IL SIGNORE DEGLI ANELLI - LA COMPAGNIA DELL'ANELLO
La recensione
Cate Blanchett è sempre magnifica, anche quando dà vita ad un personaggio di supporto. Nello spettacolo che Peter Jackson ha ricavato dal romanzo in trilogia di Tolkien, Il Signore degli Anelli, Cate appare poco più di quanto accadeva ne Il talento di Mr Ripley, ma grazia e splendore sono quelli di Elizabeth.
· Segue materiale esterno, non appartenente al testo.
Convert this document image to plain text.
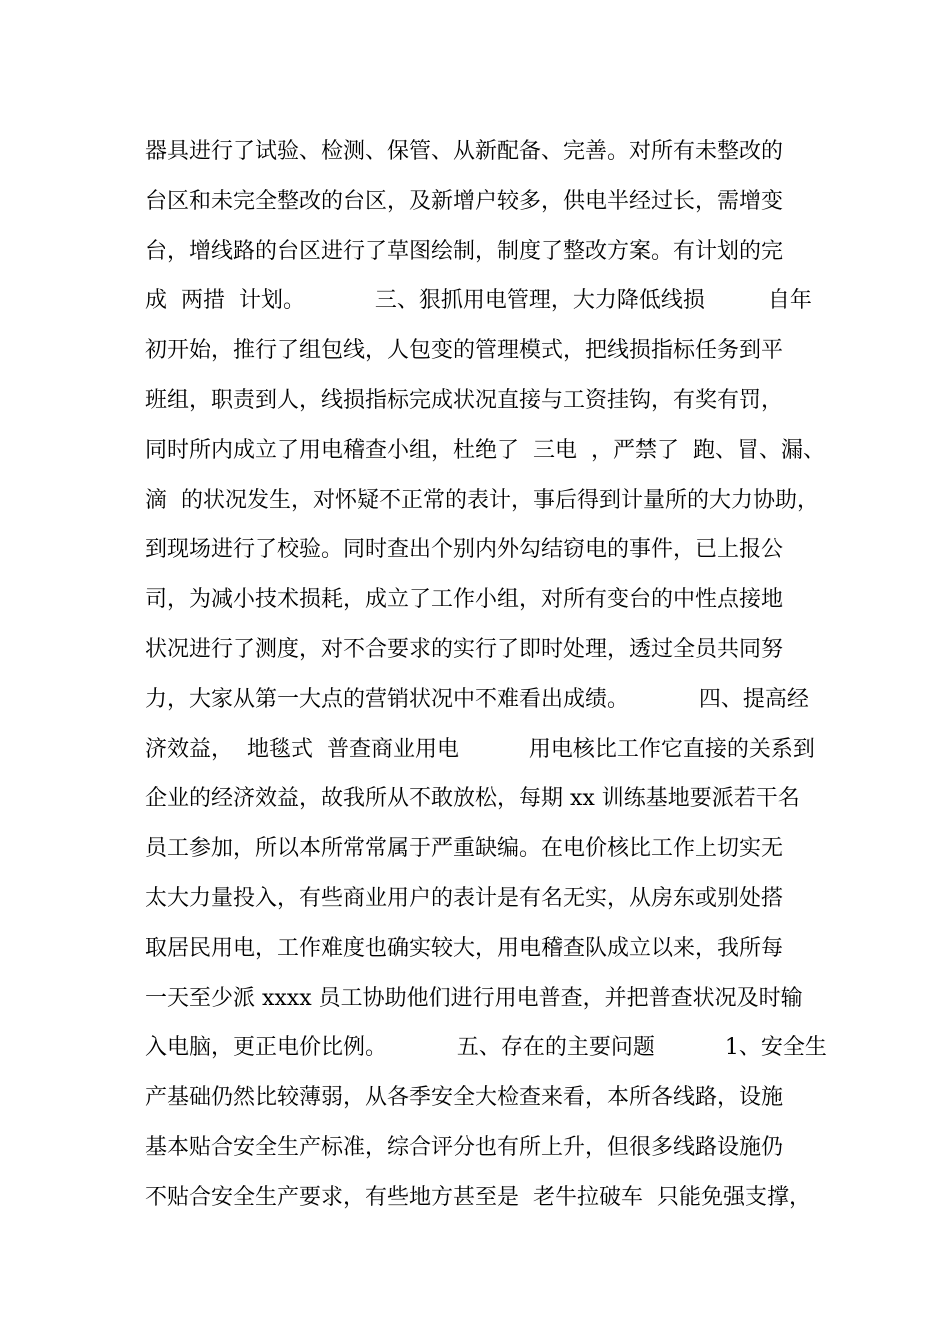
器具进行了试验、检测、保管、从新配备、完善。对所有未整改的
台区和未完全整改的台区，及新增户较多，供电半经过长，需增变
台，增线路的台区进行了草图绘制，制度了整改方案。有计划的完
成  两措  计划。          三、狠抓用电管理，大力降低线损         自年
初开始，推行了组包线，人包变的管理模式，把线损指标任务到平
班组，职责到人，线损指标完成状况直接与工资挂钩，有奖有罚，
同时所内成立了用电稽查小组，杜绝了  三电  ，严禁了  跑、冒、漏、
滴  的状况发生，对怀疑不正常的表计，事后得到计量所的大力协助，
到现场进行了校验。同时查出个别内外勾结窃电的事件，已上报公
司，为减小技术损耗，成立了工作小组，对所有变台的中性点接地
状况进行了测度，对不合要求的实行了即时处理，透过全员共同努
力，大家从第一大点的营销状况中不难看出成绩。          四、提高经
济效益，  地毯式  普查商业用电          用电核比工作它直接的关系到
企业的经济效益，故我所从不敢放松，每期 xx 训练基地要派若干名
员工参加，所以本所常常属于严重缺编。在电价核比工作上切实无
太大力量投入，有些商业用户的表计是有名无实，从房东或别处搭
取居民用电，工作难度也确实较大，用电稽查队成立以来，我所每
一天至少派 xxxx 员工协助他们进行用电普查，并把普查状况及时输
入电脑，更正电价比例。          五、存在的主要问题          1、安全生
产基础仍然比较薄弱，从各季安全大检查来看，本所各线路，设施
基本贴合安全生产标准，综合评分也有所上升，但很多线路设施仍
不贴合安全生产要求，有些地方甚至是  老牛拉破车  只能免强支撑，
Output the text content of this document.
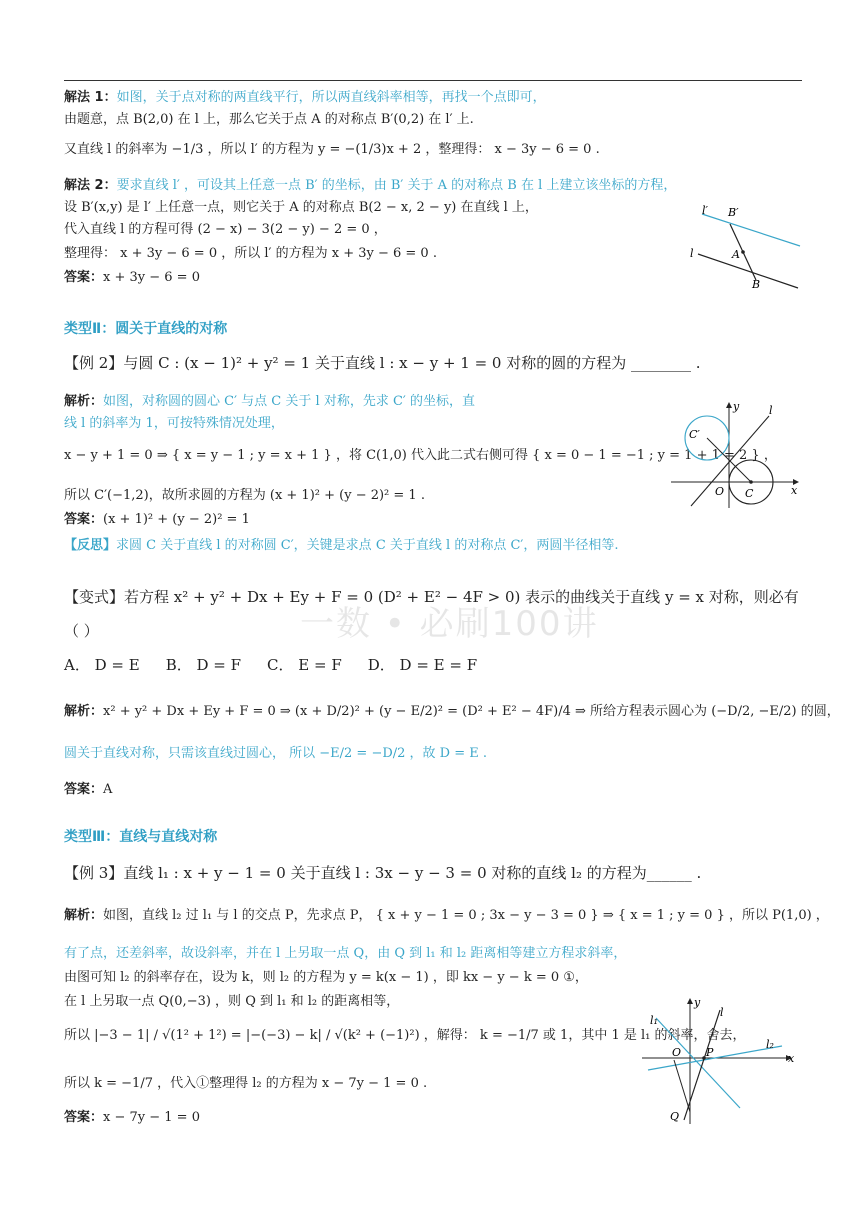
一数 • 必刷100讲
解法 1：如图，关于点对称的两直线平行，所以两直线斜率相等，再找一个点即可，
由题意，点 B(2,0) 在 l 上，那么它关于点 A 的对称点 B′(0,2) 在 l′ 上.
又直线 l 的斜率为 −1/3 ，所以 l′ 的方程为 y = −(1/3)x + 2 ，整理得： x − 3y − 6 = 0 .
解法 2：要求直线 l′ ，可设其上任意一点 B′ 的坐标，由 B′ 关于 A 的对称点 B 在 l 上建立该坐标的方程，
设 B′(x,y) 是 l′ 上任意一点，则它关于 A 的对称点 B(2 − x, 2 − y) 在直线 l 上，
代入直线 l 的方程可得 (2 − x) − 3(2 − y) − 2 = 0 ，
整理得： x + 3y − 6 = 0 ，所以 l′ 的方程为 x + 3y − 6 = 0 .
答案：x + 3y − 6 = 0
l′ B′
l	A
B
类型Ⅱ：圆关于直线的对称
【例 2】与圆 C : (x − 1)² + y² = 1 关于直线 l : x − y + 1 = 0 对称的圆的方程为 ________ .
解析：如图，对称圆的圆心 C′ 与点 C 关于 l 对称，先求 C′ 的坐标，直
线 l 的斜率为 1，可按特殊情况处理，
x − y + 1 = 0 ⇒ { x = y − 1 ; y = x + 1 } ，将 C(1,0) 代入此二式右侧可得 { x = 0 − 1 = −1 ; y = 1 + 1 = 2 } ，
所以 C′(−1,2)，故所求圆的方程为 (x + 1)² + (y − 2)² = 1 .
答案：(x + 1)² + (y − 2)² = 1
【反思】求圆 C 关于直线 l 的对称圆 C′，关键是求点 C 关于直线 l 的对称点 C′，两圆半径相等.
y	l
C′
O C	x
【变式】若方程 x² + y² + Dx + Ey + F = 0 (D² + E² − 4F > 0) 表示的曲线关于直线 y = x 对称，则必有
（ ）
A． D = E B． D = F C． E = F D． D = E = F
解析：x² + y² + Dx + Ey + F = 0 ⇒ (x + D/2)² + (y − E/2)² = (D² + E² − 4F)/4 ⇒ 所给方程表示圆心为 (−D/2, −E/2) 的圆，
圆关于直线对称，只需该直线过圆心， 所以 −E/2 = −D/2 ，故 D = E .
答案：A
类型Ⅲ：直线与直线对称
【例 3】直线 l₁ : x + y − 1 = 0 关于直线 l : 3x − y − 3 = 0 对称的直线 l₂ 的方程为______ .
解析：如图，直线 l₂ 过 l₁ 与 l 的交点 P，先求点 P， { x + y − 1 = 0 ; 3x − y − 3 = 0 } ⇒ { x = 1 ; y = 0 } ，所以 P(1,0) ，
有了点，还差斜率，故设斜率，并在 l 上另取一点 Q，由 Q 到 l₁ 和 l₂ 距离相等建立方程求斜率，
由图可知 l₂ 的斜率存在，设为 k，则 l₂ 的方程为 y = k(x − 1) ，即 kx − y − k = 0 ①，
在 l 上另取一点 Q(0,−3) ，则 Q 到 l₁ 和 l₂ 的距离相等，
所以 |−3 − 1| / √(1² + 1²) = |−(−3) − k| / √(k² + (−1)²) ，解得： k = −1/7 或 1，其中 1 是 l₁ 的斜率，舍去，
所以 k = −1/7 ，代入①整理得 l₂ 的方程为 x − 7y − 1 = 0 .
答案：x − 7y − 1 = 0
y
l₁
l
l₂
O P	x
Q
Chi (come me) si è accostato al film, tra sfegatati "tolkieniani" e fanatici dei kolossal fantastici, in primis per vederla, può restare amareggiato per lo spazio ridotto che ha avuto, ma non deluso. Cate Blanchett non delude; ma a farlo può essere Jackson, per la difficoltà che sembra incontrare nell'inserire nella vicenda di hobbit, elfi e uomini -e di un anello dall'oscuro potere- un poco di sentimento. Il regista giganteggia in tecnica, stordendo e stancando con le sue carrellate nelle viscere della terra e fra le torri maestose, e la sua mano sembra tesa a colpire l'occhio e nient'altro. Ed è difficilmente perdonabile il finale, tanto "aperto" da essere in sostanza inesistente, più vicino alla conclusione della puntata di un serial televisivo che a quello del primo episodio di una saga.
Certo, molte sequenze possiedono il sapore gotico di Creature del cielo, diversi mostriciattoli richiamano alla memoria i personaggi di fango che prendevano forma nelle menti di Kate Winslet e Melanie Lynskey; ma se lì la forza del racconto stava nella portata psicologica e drammatica dell'episodio (quell'anomalo disagio che Jackson comunicava grazie ad una tecnica narrativa puntigliosa e ardita), qui i fatti sono decisamente meno forti e meno complessi, e buttarsi sugli effetti visivi e su un Dolby roboante poco aiuta l'intreccio disimpegnato di Tolkien, pur accattivante. Tant'è che per i profani, non sensibili alla fascinazione esercitata da quell'universo fittizio, la prima mezz'ora, povera quanto a magniloquenza, scivola ripetutamente nel noioso.
E forse per questo Il Signore degli Anelli coinvolge solo via via che ci si addentra nel vivo della storia. Cosa amare, allora, di questo film che la New Line ha accompagnato per mano a un successo mondiale e a un soffio dall'Oscar per il miglior film? Soprattutto un senso dello spettacolo che non ha nulla della freddezza e del patriottismo di Spielberg, ma che si rivela pieno e poderoso. E il vedere che Jackson si arrischia in una rilettura personale di una saga così celebre (è stato regista horror, precedente di cui rimane traccia nei visi delle creature di Saruman) senza privilegiare una chiave di lettura sulle altre, forte della trascinante partitura di Howard Shore e dei colori della superba fotografia di Andrew Lesine (entrambi premiati con l'Oscar).
A emozionare pensa un cast strepitoso, guidato da Viggo Mortensen, davvero perfetto nel ruolo di Aragorn, e da Sean Bean in quello di Boromir. Anche se, alla fine, il podio è sempre suo, di Cate Blanchett. Hanno escogitato ingegnosi metodi per farla risplendere della luce eterna di Galadriel, ma è certo che avrebbe egualmente brillato anche senza le lampadine del backstage.